More Good News
Sep 28th, 2007 at 9:54 am by Susie
Isn’t globalization everything you thought it would be?
The reversal of a long-term trend toward lower grain prices could have profound effects on the world’s ability to feed its poor. Global grain stockpiles are being drawn down to their tightest levels in three decades, leaving the world vulnerable to shocks brought on by bad harvests. And it’s far from clear how much more land could be brought into production or to what extent advances in biotechnology might increase crop yields in the future.
American families, which spend 9.9% of their disposable income on food, are facing the fastest-rising food prices in 17 years. The consumer’s cost for everything from yogurt and popcorn to breakfast cereal and fast-food french fries is climbing. In U.S. cities last month, the average retail price of a pound loaf of whole-wheat bread was up 24% from a year ago, according to the Bureau of Labor Statistics. Whole milk hit $3.807 a gallon, up 26%.
Similar increases are showing up abroad. Italian shoppers are protesting soaring pasta prices, and Mexican authorities have capped the price of corn tortillas.

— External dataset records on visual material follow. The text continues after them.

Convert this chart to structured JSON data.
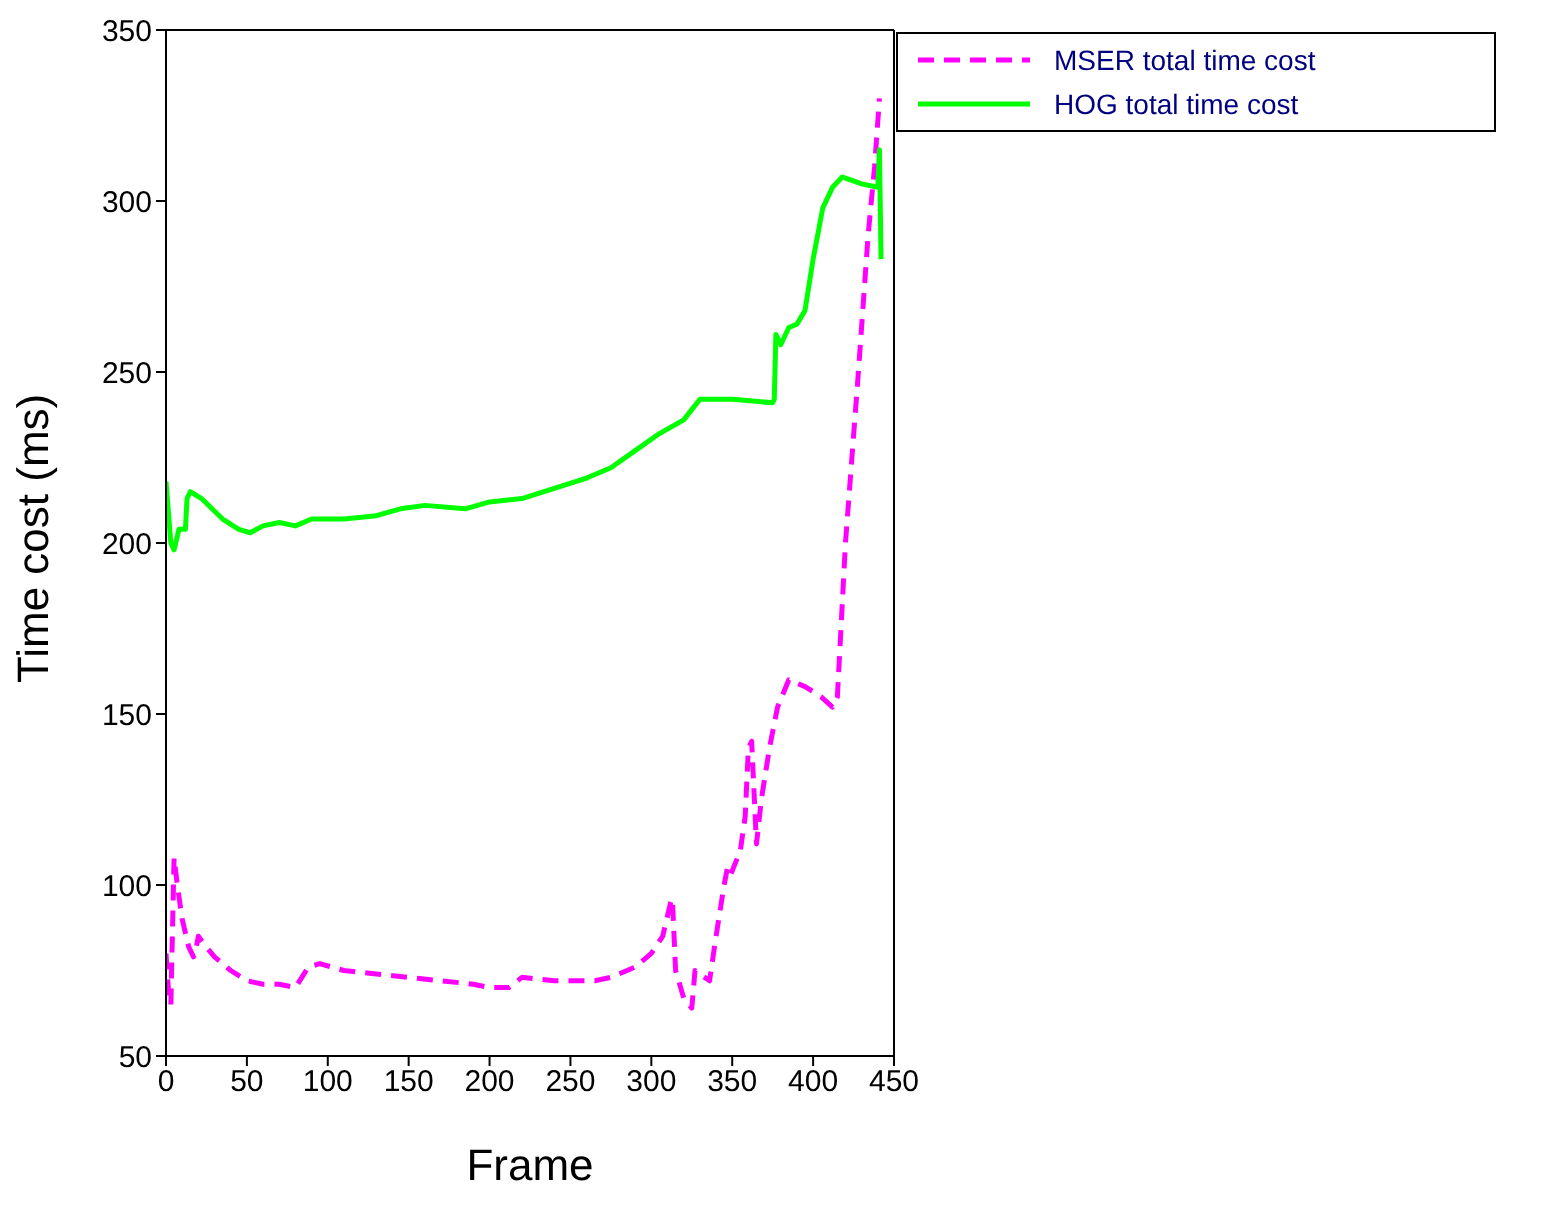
{
  "chart_data": {
    "type": "line",
    "xlabel": "Frame",
    "ylabel": "Time cost (ms)",
    "xlim": [
      0,
      450
    ],
    "ylim": [
      50,
      350
    ],
    "xticks": [
      0,
      50,
      100,
      150,
      200,
      250,
      300,
      350,
      400,
      450
    ],
    "yticks": [
      50,
      100,
      150,
      200,
      250,
      300,
      350
    ],
    "grid": false,
    "legend": "top right",
    "marker": "none",
    "series": [
      {
        "name": "MSER total time cost",
        "color": "#ff00ff",
        "line_style": "dashed",
        "x": [
          0,
          2,
          3,
          5,
          7,
          10,
          14,
          17,
          18,
          20,
          23,
          30,
          40,
          50,
          60,
          70,
          80,
          88,
          95,
          110,
          130,
          150,
          170,
          190,
          200,
          212,
          220,
          240,
          265,
          275,
          290,
          300,
          307,
          312,
          313,
          315,
          320,
          325,
          327,
          333,
          336,
          340,
          345,
          347,
          349,
          355,
          358,
          360,
          362,
          365,
          368,
          373,
          378,
          385,
          395,
          405,
          412,
          415,
          420,
          428,
          434,
          438,
          441
        ],
        "values": [
          80,
          66,
          65,
          108,
          100,
          90,
          82,
          79,
          80,
          85,
          83,
          79,
          75,
          72,
          71,
          71,
          70,
          76,
          77,
          75,
          74,
          73,
          72,
          71,
          70,
          70,
          73,
          72,
          72,
          73,
          76,
          80,
          85,
          95,
          96,
          75,
          67,
          64,
          75,
          73,
          72,
          85,
          100,
          105,
          103,
          110,
          120,
          140,
          142,
          112,
          125,
          140,
          152,
          160,
          158,
          155,
          152,
          155,
          200,
          250,
          290,
          310,
          330
        ]
      },
      {
        "name": "HOG total time cost",
        "color": "#00ff00",
        "line_style": "solid",
        "x": [
          0,
          3,
          5,
          8,
          12,
          13,
          15,
          22,
          35,
          45,
          52,
          60,
          70,
          80,
          90,
          110,
          130,
          145,
          160,
          185,
          200,
          220,
          240,
          260,
          275,
          290,
          305,
          320,
          330,
          350,
          375,
          376,
          377,
          380,
          385,
          390,
          395,
          400,
          406,
          412,
          418,
          424,
          430,
          440,
          441,
          442
        ],
        "values": [
          218,
          200,
          198,
          204,
          204,
          213,
          215,
          213,
          207,
          204,
          203,
          205,
          206,
          205,
          207,
          207,
          208,
          210,
          211,
          210,
          212,
          213,
          216,
          219,
          222,
          227,
          232,
          236,
          242,
          242,
          241,
          242,
          261,
          258,
          263,
          264,
          268,
          283,
          298,
          304,
          307,
          306,
          305,
          304,
          315,
          283
        ]
      }
    ]
  }
}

Pakistan is curbing wheat exports to counter rising food-price inflation while Russian authorities, worried about rising bread prices, are considering a similar clampdown.

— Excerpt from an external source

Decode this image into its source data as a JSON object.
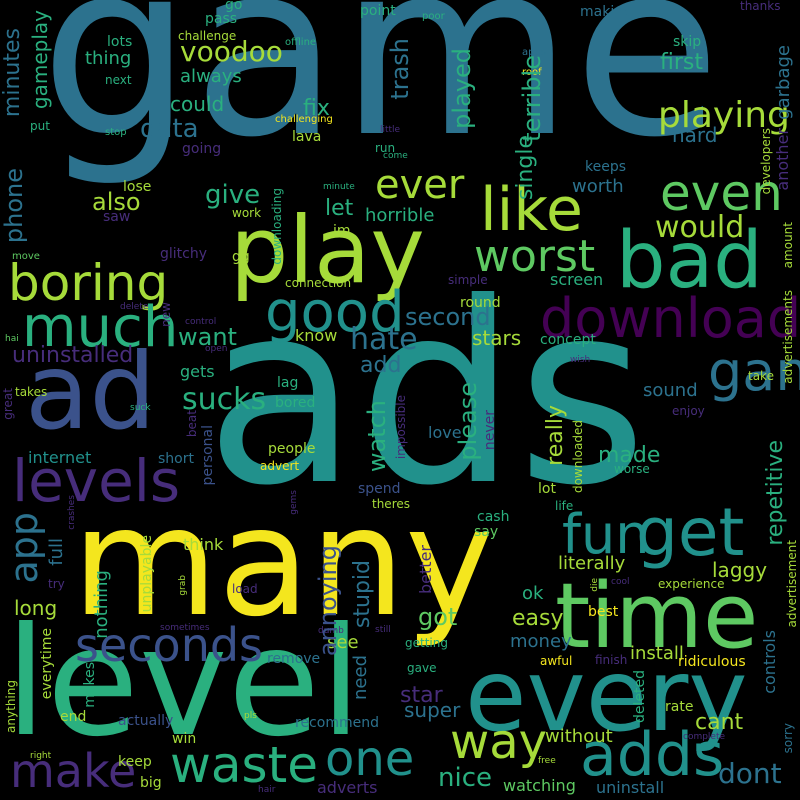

Food companies are struggling to figure out how to pass on higher costs to supermarkets and restaurant chains, which have gotten bigger and thus gained clout since the last prolonged rise in food prices in the 1970s.
“We’re in uncharted territory,” says Christopher Fraleigh, chief executive of the food and beverage division of Sara Lee Corp., which earlier this month raised its bread prices 5%.




The biggest price rises are in corn and products that depend on corn, e.g. eggs (up 30% or more in my area), and that’s because ethanol producers compete with the chicken farmers and muffin bakers– not globalization per se, but the horrible incentivization of the ethanol industry as engineered by Archer Daniels Midland and friends.